On built environments
“The built environment can facilitate healing through a variety of mechanisms. In some cases, architectural elements have direct impact on healing, but for the most part, architecture influences behaviors that then impact the healing experience.”
To conclude their research, the authors provide a new definition for healing spaces.
“Healing spaces are spaces that evoke a sense of cohesion of the mind, body, and spirit. They support healing intention and foster healing relationships.”
Which brings me to memorials.
You can’t get very far on any of my Juniper House materials without running into this problem statement:
Spaces and ceremonies abound for what I call “tangible” loss. There are funerals, cemeteries, and memorials. And that matters because these spaces help us find meaning in our loss. In order to heal, we need to inhabit the uninhabitable.

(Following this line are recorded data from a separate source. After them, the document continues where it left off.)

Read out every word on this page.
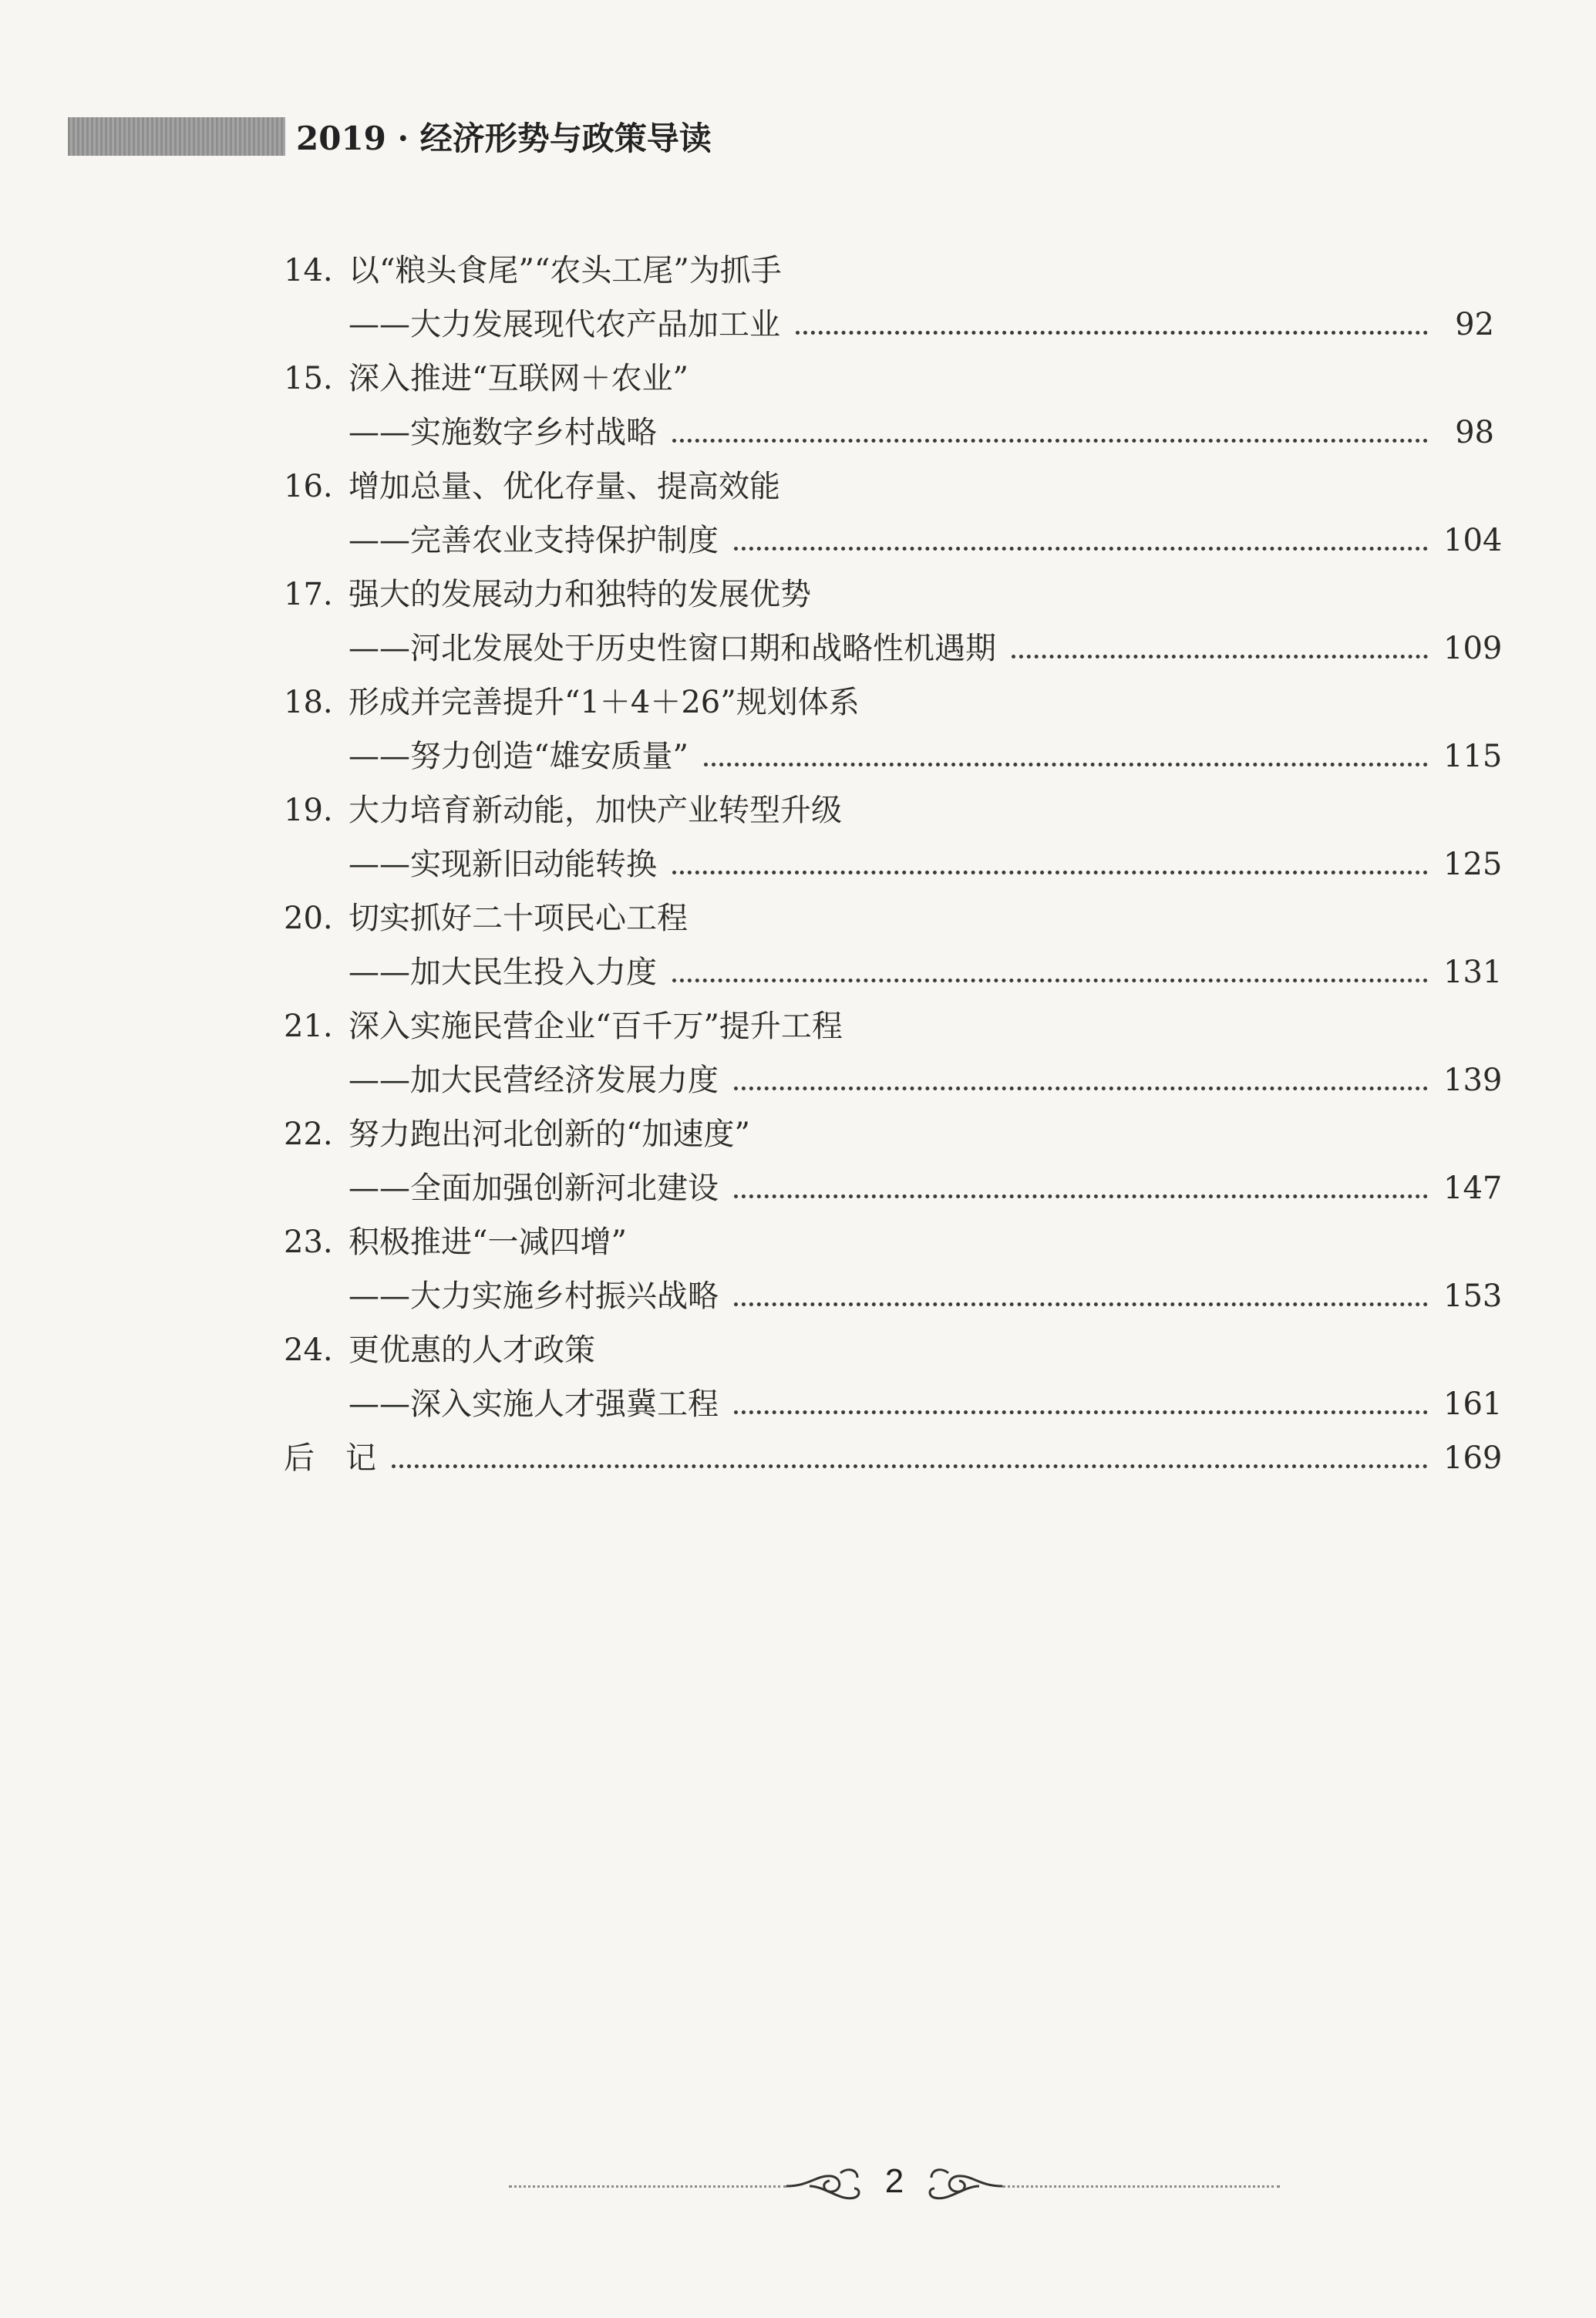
2019 · 经济形势与政策导读
14. 以“粮头食尾”“农头工尾”为抓手
——大力发展现代农产品加工业	92
15. 深入推进“互联网＋农业”
——实施数字乡村战略	98
16. 增加总量、优化存量、提高效能
——完善农业支持保护制度	104
17. 强大的发展动力和独特的发展优势
——河北发展处于历史性窗口期和战略性机遇期	109
18. 形成并完善提升“1＋4＋26”规划体系
——努力创造“雄安质量”	115
19. 大力培育新动能，加快产业转型升级
——实现新旧动能转换	125
20. 切实抓好二十项民心工程
——加大民生投入力度	131
21. 深入实施民营企业“百千万”提升工程
——加大民营经济发展力度	139
22. 努力跑出河北创新的“加速度”
——全面加强创新河北建设	147
23. 积极推进“一减四增”
——大力实施乡村振兴战略	153
24. 更优惠的人才政策
——深入实施人才强冀工程	161
后记	169
2
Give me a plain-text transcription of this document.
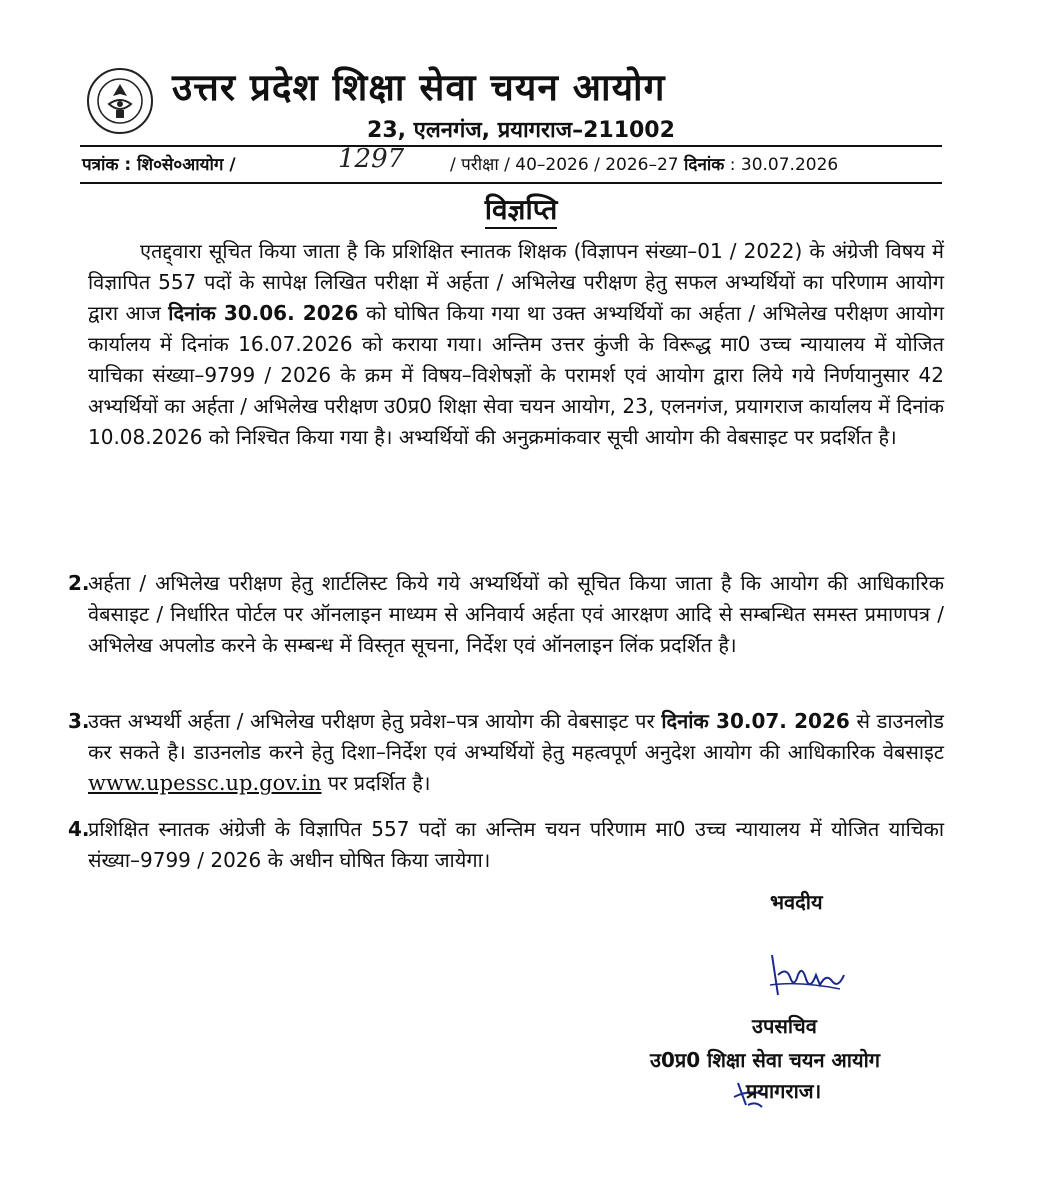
उत्तर प्रदेश शिक्षा सेवा चयन आयोग
23, एलनगंज, प्रयागराज–211002
पत्रांक : शि०से०आयोग /	1297	/ परीक्षा / 40–2026 / 2026–27 दिनांक : 30.07.2026
विज्ञप्ति
एतद्द्वारा सूचित किया जाता है कि प्रशिक्षित स्नातक शिक्षक (विज्ञापन संख्या–01 / 2022) के अंग्रेजी विषय में विज्ञापित 557 पदों के सापेक्ष लिखित परीक्षा में अर्हता / अभिलेख परीक्षण हेतु सफल अभ्यर्थियों का परिणाम आयोग द्वारा आज दिनांक 30.06. 2026 को घोषित किया गया था उक्त अभ्यर्थियों का अर्हता / अभिलेख परीक्षण आयोग कार्यालय में दिनांक 16.07.2026 को कराया गया। अन्तिम उत्तर कुंजी के विरूद्ध मा0 उच्च न्यायालय में योजित याचिका संख्या–9799 / 2026 के क्रम में विषय–विशेषज्ञों के परामर्श एवं आयोग द्वारा लिये गये निर्णयानुसार 42 अभ्यर्थियों का अर्हता / अभिलेख परीक्षण उ0प्र0 शिक्षा सेवा चयन आयोग, 23, एलनगंज, प्रयागराज कार्यालय में दिनांक 10.08.2026 को निश्चित किया गया है। अभ्यर्थियों की अनुक्रमांकवार सूची आयोग की वेबसाइट पर प्रदर्शित है।
2.
अर्हता / अभिलेख परीक्षण हेतु शार्टलिस्ट किये गये अभ्यर्थियों को सूचित किया जाता है कि आयोग की आधिकारिक वेबसाइट / निर्धारित पोर्टल पर ऑनलाइन माध्यम से अनिवार्य अर्हता एवं आरक्षण आदि से सम्बन्धित समस्त प्रमाणपत्र / अभिलेख अपलोड करने के सम्बन्ध में विस्तृत सूचना, निर्देश एवं ऑनलाइन लिंक प्रदर्शित है।
3.
उक्त अभ्यर्थी अर्हता / अभिलेख परीक्षण हेतु प्रवेश–पत्र आयोग की वेबसाइट पर दिनांक 30.07. 2026 से डाउनलोड कर सकते है। डाउनलोड करने हेतु दिशा–निर्देश एवं अभ्यर्थियों हेतु महत्वपूर्ण अनुदेश आयोग की आधिकारिक वेबसाइट www.upessc.up.gov.in पर प्रदर्शित है।
4.
प्रशिक्षित स्नातक अंग्रेजी के विज्ञापित 557 पदों का अन्तिम चयन परिणाम मा0 उच्च न्यायालय में योजित याचिका संख्या–9799 / 2026 के अधीन घोषित किया जायेगा।
भवदीय
उपसचिव
उ0प्र0 शिक्षा सेवा चयन आयोग
प्रयागराज।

This type of space can be hard to find for those experiencing disenfranchised grief and ambiguous loss, such as infertility, divorce, chronic pain, religious trauma, and so much more. It can also be fleeting for those who have experienced death loss.
I first realized this when I was researching and writing an article for Sojourners Magazine on the first permanent public memorial for sexual assault survivors. I didn’t realize there weren’t any spaces for the rest of us before that. But I sure felt it.
Memorials, monuments, even rituals, are usually reserved for death.
But why? So much of loss is ambiguous and literally everyone experiences ambiguous loss and its associated disenfranchised grief at some point in their lives.
Grief demands space
In order to come to a place of understanding — or healing — one must inhabit the uninhabitable distance between ourselves and our loss events, architect Julian Bonder says in the Places Journal article “On Memory, Trauma, Public Space, Monuments, and Memorials.”
That, he adds, is what artistic and architectural practices can do (emphasis mine). This phrase — inhabit the uninhabitable — has captured my imagination since I first read it.
Oops: up until right now, I was attributing it to philosopher Gaston Bachelard’s “Poetics of Space.” An understandable conflation as architects are philosophers in their own right. Also, are we sure this turn of phrase isn’t in something literally called POETICS OF SPACE? But I digress.
Back to memorials and monuments, which my fellow etymology nerds will appreciate comes from the Latin monere (to advise, admonish, instruct, remind).
“A monument is an ancient, one might say archetypal, response to the passage of time: a device to stare out time and extinction. Flesh is made stone. Via the monument, we save that which is temporary by connecting it to — or embodying it in — that which is enduring. A monument is an expression in concrete…”
— Martin Auster (emphasis mine)
I can’t help but think of Rilke’s poem Pushing Through.
It’s possible I am pushing through solid rock
in flintlike layers, as the ore lies, alone;
I am such a long way in I see no way through,
and no space: everything is close to my face,
and everything close to my face is stone.
Maybe through inhabiting the uninhabitable, by embodying our grief through place-making and monument-building, we can keep but finally remove the stone from its suffocating closeness. Flesh is made stone.